7/30/2017: Black Lace, Black Room

Blood and Black Lace (Mario Bava, 1964)
After the baroque Gothic horrors in black and white and vivid color, respectively, of Black Sunday and Black Sabbath, Bava went full swingin' 60s for Blood and Black Lace. Set in a high-fashion design company, Black Lace is about a mysterious figure in faceless white balaklava, hat, and trench coat murdering the company's catwalk models, one-by-one, possibly because of a diary written by the first victim containing scandals and secrets. Everyone living is a suspect; hidden alliances and rivalries form, disperse, and reconstitute; the diary moves from person to person, all with his or her reasons for hiding it, destroying it, or turning it over to the police. The body count stacks up, in colorful, stylish, suspenseful, and creepy ways. Bava's film is a rush of pure entertainment, color, suspense, humor, violence, and style, with a great opening credits scene. I liked it a lot.

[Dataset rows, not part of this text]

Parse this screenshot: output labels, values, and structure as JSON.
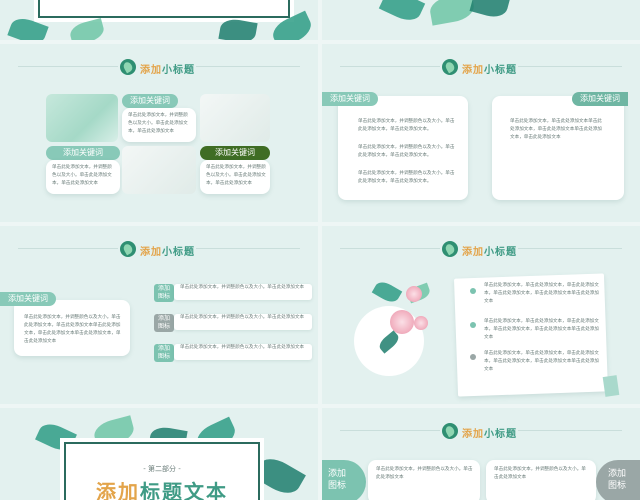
{
  "slides": {
    "s1": {},
    "s2": {},
    "s3": {
      "section_title_a": "添加",
      "section_title_b": "小标题",
      "pill_1": "添加关键词",
      "pill_2": "添加关键词",
      "pill_3": "添加关键词",
      "card_text": "单击此处添加文本，并调整颜色以及大小。单击此处添加文本，单击此处添加文本"
    },
    "s4": {
      "section_title_a": "添加",
      "section_title_b": "小标题",
      "pill_left": "添加关键词",
      "pill_right": "添加关键词",
      "card_line_1": "单击此处添加文本，并调整颜色以及大小。单击此处添加文本，单击此处添加文本。",
      "card_line_right": "单击此处添加文本，单击此处添加文本单击此处添加文本，单击此处添加文本单击此处添加文本，单击此处添加文本"
    },
    "s5": {
      "section_title_a": "添加",
      "section_title_b": "小标题",
      "pill": "添加关键词",
      "left_text": "单击此处添加文本，并调整颜色以及大小。单击此处添加文本，单击此处添加文本单击此处添加文本，单击此处添加文本单击此处添加文本，单击此处添加文本",
      "items": [
        {
          "label": "添加\n图标",
          "text": "单击此处添加文本，并调整颜色以及大小。单击此处添加文本",
          "color": "#7cc3b0"
        },
        {
          "label": "添加\n图标",
          "text": "单击此处添加文本，并调整颜色以及大小。单击此处添加文本",
          "color": "#9aa7a6"
        },
        {
          "label": "添加\n图标",
          "text": "单击此处添加文本，并调整颜色以及大小。单击此处添加文本",
          "color": "#7cc3b0"
        }
      ]
    },
    "s6": {
      "section_title_a": "添加",
      "section_title_b": "小标题",
      "bullet_text": "单击此处添加文本，单击此处添加文本，单击此处添加文本，单击此处添加文本，单击此处添加文本单击此处添加文本",
      "dot_colors": [
        "#7cc3b0",
        "#7cc3b0",
        "#9aa7a6"
      ]
    },
    "s7": {
      "part_label": "- 第二部分 -",
      "big_title_a": "添加",
      "big_title_b": "标题文本"
    },
    "s8": {
      "section_title_a": "添加",
      "section_title_b": "小标题",
      "label_left": "添加\n图标",
      "label_right": "添加\n图标",
      "text": "单击此处添加文本，并调整颜色以及大小。单击此处添加文本"
    }
  },
  "colors": {
    "accent_green": "#3f9b85",
    "accent_orange": "#e3a44a",
    "dark_green_pill": "#3f6d24",
    "slide_bg": "#e3f1ef"
  }
}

The Black Room (Elly Kenner & Norman Thaddeus Vane, 1982)
Here's a weird, weird take on both the vampire and voyeuristic killer stories, and a West Coast companion film to Andy Milligan's Blood, reviewed here a few months ago. I'm going to try to describe the story in one sentence. Here goes. A married Los Angeles businessman wants to spice up his sex life, so he secretly rents a room (a black room lit only with candles) in the Hollywood Hills from a creepy brother and sister and uses it for his one-night stands (or one-afternoon stands), while the brother takes photos from behind a one-way mirror (which the businessman knows about) and then kidnaps the women with his sister in order to drain their blood and infuse his diseased blood with their youthful essence (which the businessman does not know about). Things heat up when the businessman's wife, a woman whose life is devoted to serving her husband and children, finds out about the room and starts expanding her own sexual and societal boundaries there, much to the chagrin of her sexist husband. (OK, two sentences.) The film is low budget but doesn't look cheap, and the actors aren't slick but they serve the material well. (The film features early-career roles for Linnea Quigley and Christopher McDonald.) It's not entirely successful and has a handful of clumsy or awkward moments, but overall, the movie is creepy and unusual and has its own style and point of view. I was pretty fascinated by it.

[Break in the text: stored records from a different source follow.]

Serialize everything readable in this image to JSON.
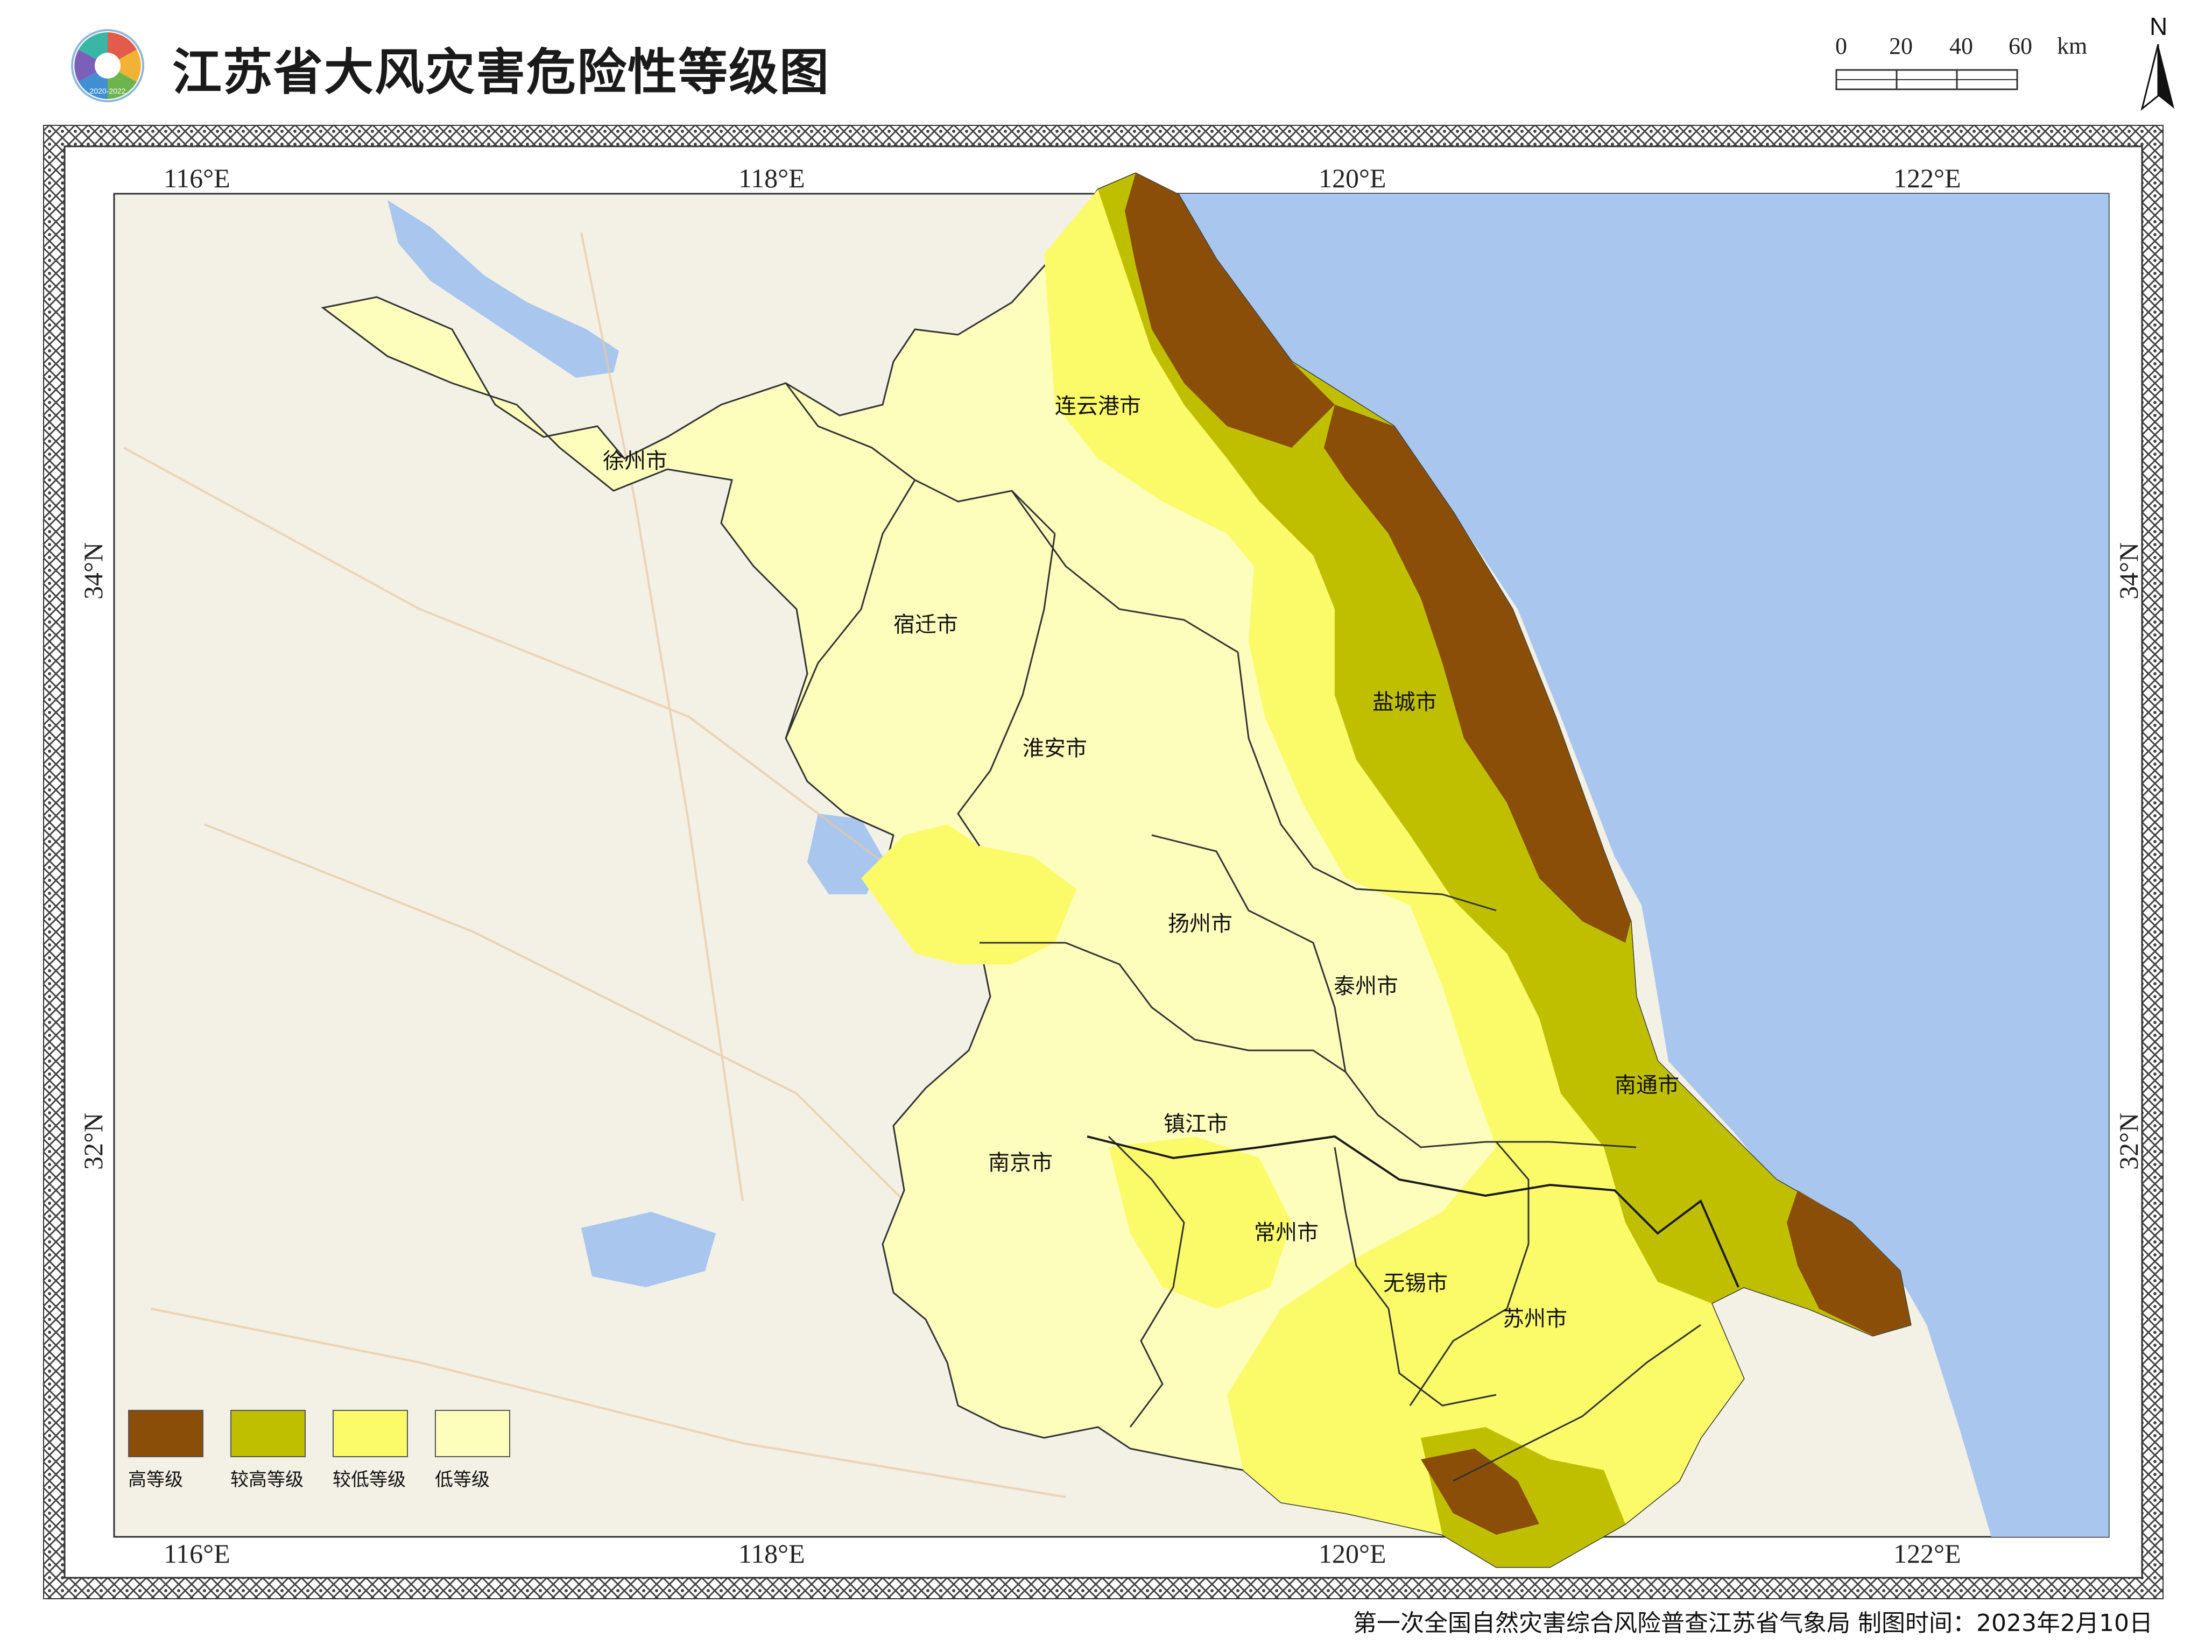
{
  "title": "江苏省大风灾害危险性等级图",
  "logo": {
    "icon": "census-logo-icon",
    "year_text": "2020-2022"
  },
  "scale": {
    "ticks": [
      "0",
      "20",
      "40",
      "60"
    ],
    "unit": "km"
  },
  "north": "N",
  "coords": {
    "lon_top": [
      "116°E",
      "118°E",
      "120°E",
      "122°E"
    ],
    "lon_bottom": [
      "116°E",
      "118°E",
      "120°E",
      "122°E"
    ],
    "lat_left": [
      "34°N",
      "32°N"
    ],
    "lat_right": [
      "34°N",
      "32°N"
    ]
  },
  "cities": [
    "徐州市",
    "连云港市",
    "宿迁市",
    "盐城市",
    "淮安市",
    "扬州市",
    "泰州市",
    "南通市",
    "镇江市",
    "南京市",
    "常州市",
    "无锡市",
    "苏州市"
  ],
  "legend": [
    {
      "label": "高等级",
      "color": "#8a4e08"
    },
    {
      "label": "较高等级",
      "color": "#bfbf00"
    },
    {
      "label": "较低等级",
      "color": "#fbfb6a"
    },
    {
      "label": "低等级",
      "color": "#fdfdbc"
    }
  ],
  "colors": {
    "sea": "#a8c6ee",
    "land_base": "#f3f0e6",
    "lake": "#a8c6ee"
  },
  "footer": "第一次全国自然灾害综合风险普查江苏省气象局 制图时间：2023年2月10日"
}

The Black Room is mostly unknown today, but in the '80s, it was singled out by decency crusaders in England as a "video nasty," one of my favorite British expressions. Much like Tipper Gore and company's crusade against explicit lyrics in pop music in the States, England's wealthy prudes with too much time on their hands targeted violent horror and exploitation movies on VHS, dubbing them "video nasties" and trying to get them banned. There's even a Young Ones episode about it. It goes without saying that this is a pro-video nasty web site. See you next month, and stay nasty.